FRI OCT 31 2025-theGBJournal| Access Holdings PLC on Thursday announced its nine-month ended September 30, 2025 results, rereporting gross earnings of N3.9 trillion, which represented a rise by 14.1% year-on-year over N3.4 trillion as at Q3 2024.

This performance was driven by sustained growth in both interest and fees and commission, reflecting the strength of the Group’s diversified earnings base and improved performance from core operations across its banking and non-banking businesses.

Maintaining the same momentum, gross earnings rose by 56.2% quarter-on-quarter from N2.5 trillion as at Half Year (H1) 2025.

Interest income rose by 21.1% year-on-year to N2.9 trillion in Q3 2025, compared to N2.4 trillion in Q3 2024.

Net interest income also increased by 48.9% to N1.3 trillion from N845 billion in the same period, driven by loan book expansion, reflecting the bank’s disciplined risk management approach and a strategic focus towards higher-yielding, quality assets to strengthen portfolio returns.

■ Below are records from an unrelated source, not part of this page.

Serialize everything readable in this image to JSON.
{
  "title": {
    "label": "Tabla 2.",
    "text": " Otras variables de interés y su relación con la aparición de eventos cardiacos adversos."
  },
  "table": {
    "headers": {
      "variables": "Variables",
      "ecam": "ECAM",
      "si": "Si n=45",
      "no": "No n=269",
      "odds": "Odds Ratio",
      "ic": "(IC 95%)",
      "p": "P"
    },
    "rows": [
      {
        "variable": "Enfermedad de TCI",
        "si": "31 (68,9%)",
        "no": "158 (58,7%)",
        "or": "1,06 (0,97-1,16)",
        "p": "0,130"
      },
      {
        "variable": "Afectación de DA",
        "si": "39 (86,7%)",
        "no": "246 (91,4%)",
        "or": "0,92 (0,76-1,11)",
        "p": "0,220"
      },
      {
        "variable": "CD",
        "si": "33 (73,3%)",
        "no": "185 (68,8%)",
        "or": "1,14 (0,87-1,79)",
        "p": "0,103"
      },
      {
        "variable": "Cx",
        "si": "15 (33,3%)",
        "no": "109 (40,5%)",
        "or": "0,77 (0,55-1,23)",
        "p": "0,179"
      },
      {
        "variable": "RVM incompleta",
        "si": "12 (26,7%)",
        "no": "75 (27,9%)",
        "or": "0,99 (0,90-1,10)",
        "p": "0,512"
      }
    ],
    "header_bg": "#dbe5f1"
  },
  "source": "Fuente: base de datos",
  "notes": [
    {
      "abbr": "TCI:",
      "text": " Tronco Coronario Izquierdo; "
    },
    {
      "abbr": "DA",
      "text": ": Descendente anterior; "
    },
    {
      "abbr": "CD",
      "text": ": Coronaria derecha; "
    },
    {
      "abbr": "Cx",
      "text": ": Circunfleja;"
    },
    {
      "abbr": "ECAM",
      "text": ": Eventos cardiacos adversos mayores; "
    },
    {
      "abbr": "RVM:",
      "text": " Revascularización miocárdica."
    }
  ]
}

On a quarter-on-quarter basis, interest income and net interest income grew by 42.1% and 27.8%, respectively, from N2.0 trillion and N984 billion in H1 2025.

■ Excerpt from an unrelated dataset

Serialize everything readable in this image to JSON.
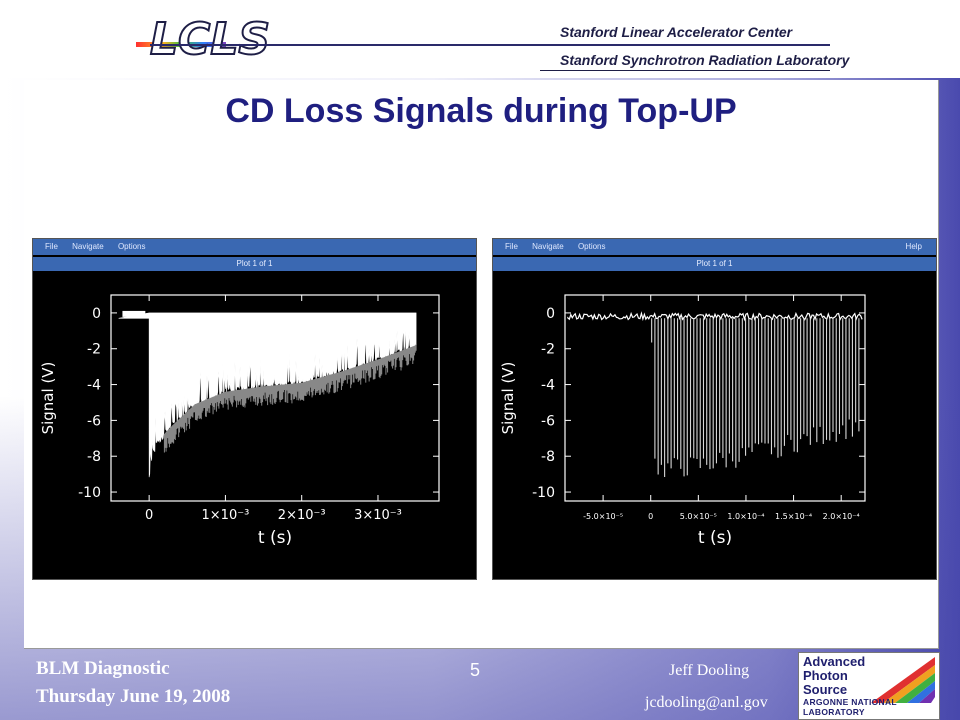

There was 44.3% growth in net fee and commission to N476 billion in Q3 2025 from N330 billion in Q3 2024, reflecting higher transaction volumes and increased customer activity across digital and payment channels across both periods.

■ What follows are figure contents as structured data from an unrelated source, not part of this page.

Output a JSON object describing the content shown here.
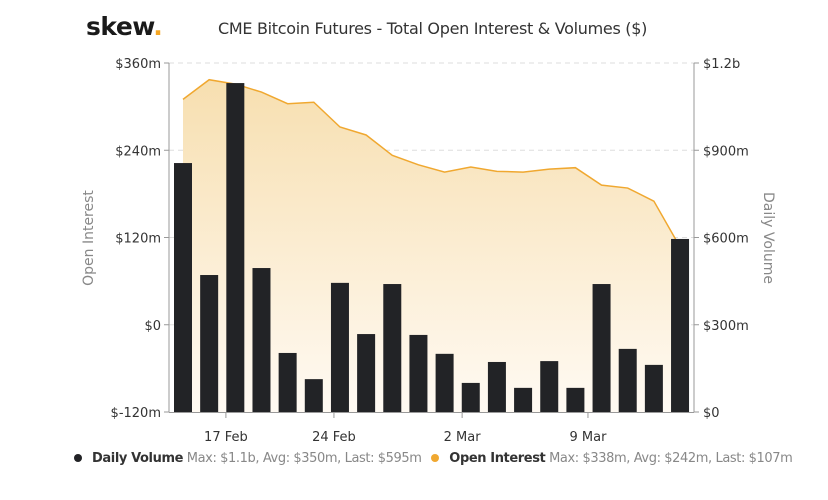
{
  "header": {
    "logo_text": "skew",
    "logo_dot": ".",
    "title": "CME Bitcoin Futures - Total Open Interest & Volumes ($)"
  },
  "colors": {
    "volume": "#222326",
    "open_interest": "#f0a830",
    "open_interest_fill_top": "#f7dfb0",
    "open_interest_fill_bottom": "#fffaf3",
    "grid": "#dddddd",
    "axis": "#999999"
  },
  "legend": [
    {
      "name": "Daily Volume",
      "stats": "Max: $1.1b, Avg: $350m, Last: $595m",
      "color": "#222326"
    },
    {
      "name": "Open Interest",
      "stats": "Max: $338m, Avg: $242m, Last: $107m",
      "color": "#f0a830"
    }
  ],
  "chart_data": {
    "type": "bar+area",
    "title": "CME Bitcoin Futures - Total Open Interest & Volumes ($)",
    "xlabel": "",
    "x_tick_labels": [
      "17 Feb",
      "24 Feb",
      "2 Mar",
      "9 Mar"
    ],
    "left_axis": {
      "label": "Open Interest",
      "ylim": [
        -120,
        360
      ],
      "ticks": [
        -120,
        0,
        120,
        240,
        360
      ],
      "tick_labels": [
        "$-120m",
        "$0",
        "$120m",
        "$240m",
        "$360m"
      ],
      "unit": "millions USD"
    },
    "right_axis": {
      "label": "Daily Volume",
      "ylim": [
        0,
        1200
      ],
      "ticks": [
        0,
        300,
        600,
        900,
        1200
      ],
      "tick_labels": [
        "$0",
        "$300m",
        "$600m",
        "$900m",
        "$1.2b"
      ],
      "unit": "millions USD"
    },
    "grid": true,
    "legend_position": "bottom",
    "series": [
      {
        "name": "Daily Volume",
        "type": "bar",
        "axis": "right",
        "values": [
          856,
          471,
          1131,
          495,
          203,
          113,
          444,
          268,
          440,
          265,
          200,
          100,
          172,
          83,
          175,
          83,
          440,
          217,
          162,
          595
        ]
      },
      {
        "name": "Open Interest",
        "type": "area",
        "axis": "left",
        "values": [
          310,
          337,
          331,
          320,
          304,
          306,
          272,
          261,
          233,
          220,
          210,
          217,
          211,
          210,
          214,
          216,
          192,
          188,
          170,
          107
        ]
      }
    ]
  }
}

On a quarter-on-quarter basis, net fee and commission income also increased by 100.8% from N237billion in H1 2025.

While total non-interest income declined marginally by 8.1% to N872 billion in Q3 2025 from N984 trillion in Q3 2024, the Group’s growth momentum from core operations continues to support overall earnings trajectory.

Operating income rose 18.8% to N2.13 trillion in Q3 2025 from N1.8 trillion in Q3 2024.

Impairment on loans increased by 141.5% to N350 billion as of Q3 2025 from N145 billion in Q3 2024.

Operating expenses increased marginally by 6.7% in Q3 2025 to N1.2 trillion from N1.1 trillion in Q3 2024.

The cost-to-income ratio (CIR) improved to 54.6% in Q3 2025 from 60.8% as at Q3 2024, as revenue growth outpaced operating expenses. We expect cost-to-income ratio to stay moderated from ongoing efficiency initiatives, cost optimization measures, and stronger revenue across the Group.

Profit before tax (PBT) increased by 10.4% to N616 billion in Q3 2025 from N558 billion in Q3 2024. Profit after tax moderated to N447 billion in Q3 2025 from N458 billion in Q3 2024.

Compared to H1 2025 performance, profitability demonstrated resilience, as profit before tax (PBT) increased by 91.9% from N321 billion in H1 2025 YTD to N616 billion in Q3 2025.

Profit after tax (PAT) also showed improvement in the period with a 107.9% increase to N447 billion in Q3 2025 from N215 billion as at H1 2025 YTD.

The Group’s balance sheet increased with total assets growing by 25.8% to N52.0trillion in Q3 2025 from N41.5trillion in FY 2024.

The growth in balance sheet was supported by customer deposits, which grew by 47.0% to N33.1trillion in Q3 2025 from N22.5trillion in FY 2024.

Loans and advances increased by 19.7% to N15.6trillion in Q3 2025 from N13.0 trillion in Q3 2024. The Group is positioned to unlock revenue synergies, enhance cross-border collaboration, and drive sustainable earnings growth.

The Group’s strong performance was largely driven by its non-Nigerian subsidiaries, which together contributed over 50% of consolidated results.

These subsidiaries continued to deliver strong growth across key metrics, reflecting the benefits of diversification and deepening franchise strength across our African markets.

In comparison, the Nigerian operations experienced underperformance during the period, attributable to changing macroeconomic conditions, inflationary pressures, and continued regulatory adjustments. Despite these headwinds, the Group’s diversified structure continued to provide stability and resilience.

The return on average equity (ROAE) stood at 15.4% in Q3 2025, down from 22.2% in Q3 2024, while return on average assets (ROAA) also moderated to 1.3% in Q3 2025 from 1.8% in Q3 2024.

The cost-to-income ratio (CIR) improved to 54.6% in Q3 2025 from 60.8% as at Q3 2024.

Looking ahead, Access Holdings says it will continue to strengthen its franchise across all its markets and businesses, deepen operational resilience, and create sustainable value for all stakeholders.